Wenn ihr betet, macht es nicht wie die Heuchler. Sie stellen sich beim Gebet gern in die Synagogen und an die Straßenecken, damit sie von den Leuten gesehen werden. Amen, das sage ich euch: Sie haben ihren Lohn bereits erhalten.
Du aber geh in deine Kammer, wenn du betest, und schließ die Tür zu; dann bete zu deinem Vater, der im Verborgenen ist. Dein Vater, der auch das Verborgene sieht, wird es dir vergelten.
Wenn ihr fastet, macht kein finsteres Gesicht wie die Heuchler. Sie geben sich ein trübseliges Aussehen, damit die Leute merken, dass sie fasten.

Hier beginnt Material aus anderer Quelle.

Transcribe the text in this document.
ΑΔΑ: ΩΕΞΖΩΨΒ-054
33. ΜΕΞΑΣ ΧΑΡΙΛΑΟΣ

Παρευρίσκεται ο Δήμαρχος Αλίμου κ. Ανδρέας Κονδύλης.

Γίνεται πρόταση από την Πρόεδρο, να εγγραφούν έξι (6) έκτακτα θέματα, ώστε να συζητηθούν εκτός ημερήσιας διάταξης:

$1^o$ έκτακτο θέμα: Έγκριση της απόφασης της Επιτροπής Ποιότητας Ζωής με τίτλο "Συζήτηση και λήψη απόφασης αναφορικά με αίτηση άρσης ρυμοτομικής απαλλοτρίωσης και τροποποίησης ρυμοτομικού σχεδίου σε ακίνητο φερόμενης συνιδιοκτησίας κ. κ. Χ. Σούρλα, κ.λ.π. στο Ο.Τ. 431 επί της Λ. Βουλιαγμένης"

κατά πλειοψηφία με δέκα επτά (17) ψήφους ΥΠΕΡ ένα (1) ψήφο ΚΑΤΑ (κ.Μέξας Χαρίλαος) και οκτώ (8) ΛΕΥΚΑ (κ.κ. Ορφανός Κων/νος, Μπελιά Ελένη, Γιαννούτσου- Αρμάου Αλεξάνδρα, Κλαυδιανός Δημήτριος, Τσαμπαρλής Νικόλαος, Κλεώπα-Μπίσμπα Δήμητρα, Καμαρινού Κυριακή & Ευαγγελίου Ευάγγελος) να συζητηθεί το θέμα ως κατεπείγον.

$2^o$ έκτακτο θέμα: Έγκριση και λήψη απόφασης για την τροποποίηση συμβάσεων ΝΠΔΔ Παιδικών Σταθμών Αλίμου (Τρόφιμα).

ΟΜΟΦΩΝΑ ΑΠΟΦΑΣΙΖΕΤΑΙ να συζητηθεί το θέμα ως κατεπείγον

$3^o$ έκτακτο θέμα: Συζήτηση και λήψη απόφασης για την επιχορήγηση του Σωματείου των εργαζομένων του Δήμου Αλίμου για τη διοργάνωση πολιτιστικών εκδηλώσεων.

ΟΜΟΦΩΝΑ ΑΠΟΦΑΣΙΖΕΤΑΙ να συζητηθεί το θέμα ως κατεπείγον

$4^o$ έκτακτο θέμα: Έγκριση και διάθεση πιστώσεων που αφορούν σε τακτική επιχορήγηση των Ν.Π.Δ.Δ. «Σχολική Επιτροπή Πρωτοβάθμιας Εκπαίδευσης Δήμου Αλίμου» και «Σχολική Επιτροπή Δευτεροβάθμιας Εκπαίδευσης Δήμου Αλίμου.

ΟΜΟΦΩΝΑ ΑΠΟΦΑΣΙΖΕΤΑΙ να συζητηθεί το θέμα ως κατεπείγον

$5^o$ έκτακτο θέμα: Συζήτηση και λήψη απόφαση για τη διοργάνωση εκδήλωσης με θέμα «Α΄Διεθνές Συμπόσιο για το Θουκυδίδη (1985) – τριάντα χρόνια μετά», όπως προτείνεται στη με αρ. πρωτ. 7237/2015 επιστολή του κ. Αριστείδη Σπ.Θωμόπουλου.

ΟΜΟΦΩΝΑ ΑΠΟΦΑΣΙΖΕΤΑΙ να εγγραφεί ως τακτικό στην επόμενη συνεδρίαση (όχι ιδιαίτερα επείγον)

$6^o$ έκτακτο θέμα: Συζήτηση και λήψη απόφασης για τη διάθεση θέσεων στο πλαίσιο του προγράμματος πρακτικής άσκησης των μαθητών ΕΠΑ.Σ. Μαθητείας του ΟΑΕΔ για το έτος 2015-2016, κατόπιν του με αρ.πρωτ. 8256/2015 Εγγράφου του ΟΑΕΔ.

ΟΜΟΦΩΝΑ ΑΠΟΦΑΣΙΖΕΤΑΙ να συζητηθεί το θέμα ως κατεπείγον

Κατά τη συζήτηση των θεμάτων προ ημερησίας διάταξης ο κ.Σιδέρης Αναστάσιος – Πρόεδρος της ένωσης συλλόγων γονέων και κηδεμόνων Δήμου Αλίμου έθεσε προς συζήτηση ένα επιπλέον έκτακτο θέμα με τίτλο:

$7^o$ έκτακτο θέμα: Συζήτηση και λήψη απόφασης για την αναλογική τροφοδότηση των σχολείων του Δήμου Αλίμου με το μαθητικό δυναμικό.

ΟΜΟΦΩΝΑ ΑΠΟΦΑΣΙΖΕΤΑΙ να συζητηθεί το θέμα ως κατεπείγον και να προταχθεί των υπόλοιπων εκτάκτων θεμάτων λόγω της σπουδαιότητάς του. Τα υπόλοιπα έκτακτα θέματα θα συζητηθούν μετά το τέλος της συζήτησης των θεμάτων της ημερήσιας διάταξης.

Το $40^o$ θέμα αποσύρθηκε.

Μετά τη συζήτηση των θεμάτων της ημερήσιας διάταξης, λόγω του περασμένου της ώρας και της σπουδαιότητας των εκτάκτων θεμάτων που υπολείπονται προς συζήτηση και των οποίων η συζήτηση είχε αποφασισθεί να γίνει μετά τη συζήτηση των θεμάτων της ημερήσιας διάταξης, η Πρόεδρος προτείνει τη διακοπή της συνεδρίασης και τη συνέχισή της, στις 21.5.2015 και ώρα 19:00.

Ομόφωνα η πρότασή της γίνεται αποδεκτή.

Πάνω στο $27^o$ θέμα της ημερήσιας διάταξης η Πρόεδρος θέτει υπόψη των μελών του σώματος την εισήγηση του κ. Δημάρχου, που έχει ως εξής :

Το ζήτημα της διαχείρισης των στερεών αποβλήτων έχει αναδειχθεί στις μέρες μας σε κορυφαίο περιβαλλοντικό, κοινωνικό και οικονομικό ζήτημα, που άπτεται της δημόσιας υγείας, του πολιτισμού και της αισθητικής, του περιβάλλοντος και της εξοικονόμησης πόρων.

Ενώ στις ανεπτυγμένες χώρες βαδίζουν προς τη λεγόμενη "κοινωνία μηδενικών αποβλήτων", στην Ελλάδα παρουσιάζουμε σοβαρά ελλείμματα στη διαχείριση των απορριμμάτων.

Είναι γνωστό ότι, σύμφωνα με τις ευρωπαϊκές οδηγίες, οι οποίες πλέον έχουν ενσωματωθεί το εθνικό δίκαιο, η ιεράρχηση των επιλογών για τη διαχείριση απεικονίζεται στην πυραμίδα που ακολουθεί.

Amen, das sage ich euch: Sie haben ihren Lohn bereits erhalten.
Du aber salbe dein Haar, wenn du fastest, und wasche dein Gesicht,
damit die Leute nicht merken, dass du fastest, sondern nur dein Vater, der auch das Verborgene sieht; und dein Vater, der das Verborgene sieht, wird es dir vergelten.

 

Tagesimpuls:

 

Dein Vater, der das Verborgene sieht, wird es dir vergelten.  (Mt 6,18)

 

Jesus verspricht uns dreimal eine Belohnung des himmlischen Vaters. Wenn wir ein Opfer bringen, einen Verzicht leisten, dann sieht Gott das, und er wird uns belohnen. Ich finde, dass es sehr guttut, dies zu lesen. Man spürt förmlich die Belohnung Gottes schon, während man es liest. Gott sieht mich. Er sieht alle meine Opfer, alles, was ich investiert haben, mein Herzblut, all die Situationen, die ich gegenüber anderen Menschen nicht erklären konnte, wo Menschen mich nicht verstanden haben. Gott sieht es und er weiß es, und er wird mich belohnen.

 

Dein Vater, der das Verborgene sieht, wird es dir vergelten.

 

Von Menschen Belohnung, Verständnis und Anerkennung zu erwarten, ist gefährlich. Wenn man das macht, dann macht man seine Gefühle davon abhängig, was andere denken und tun. Was mache ich dann, wenn der Mensch das nicht anerkennt, was ich geleistet habe? Bin ich dann sauer? Auf diese Weise würde ich mich nur selbst herunterziehen. Ich soll nicht vom Urteil der Menschen abhängig sein. Jesus will mich davor schützen. Ich soll von Gott alles erwarten, nicht von den Menschen. Und wenn Menschen mich enttäuschen, dann ist das eine gute Gelegenheit, noch mal mehr die Beziehung zu Gott zu vertiefen, ins Verborgene meines Herzens zu gehen, ihm meine Trauer anzuvertrauen und dort, in der Tiefe meines Herzens, seine Belohnung zu empfangen.

 

Dein Vater, der das Verborgene sieht, wird es dir vergelten.

 

Gehen wir also immer wieder in die Tiefe, in das Verborgene unseres Herzens! Begegnen wir dort ihm, unserem Herrn! Spüren wir dort seine Belohnung, seine Wegweisung. Und was die Menschen betrifft: Konzentrieren wir uns darauf, was wir ihnen geben können, nicht was wir von ihnen empfangen wollen!

 

Gebet:

Jesus, du willst, dass wir im Verborgenen unserem himmlischen Vater begegnen. Er will uns die Belohnung schenken für alle unsere Mühe. Hilf uns, durch die Liebe Gottes gestärkt, unabhängig zu werden von der Anerkennung der Menschen! Lass uns mehr darauf bedacht sein, Liebe zu verschenken statt Anerkennung zu erwarten! Danke für alle Belohnungen, die wir von Gott bereits empfangen durften.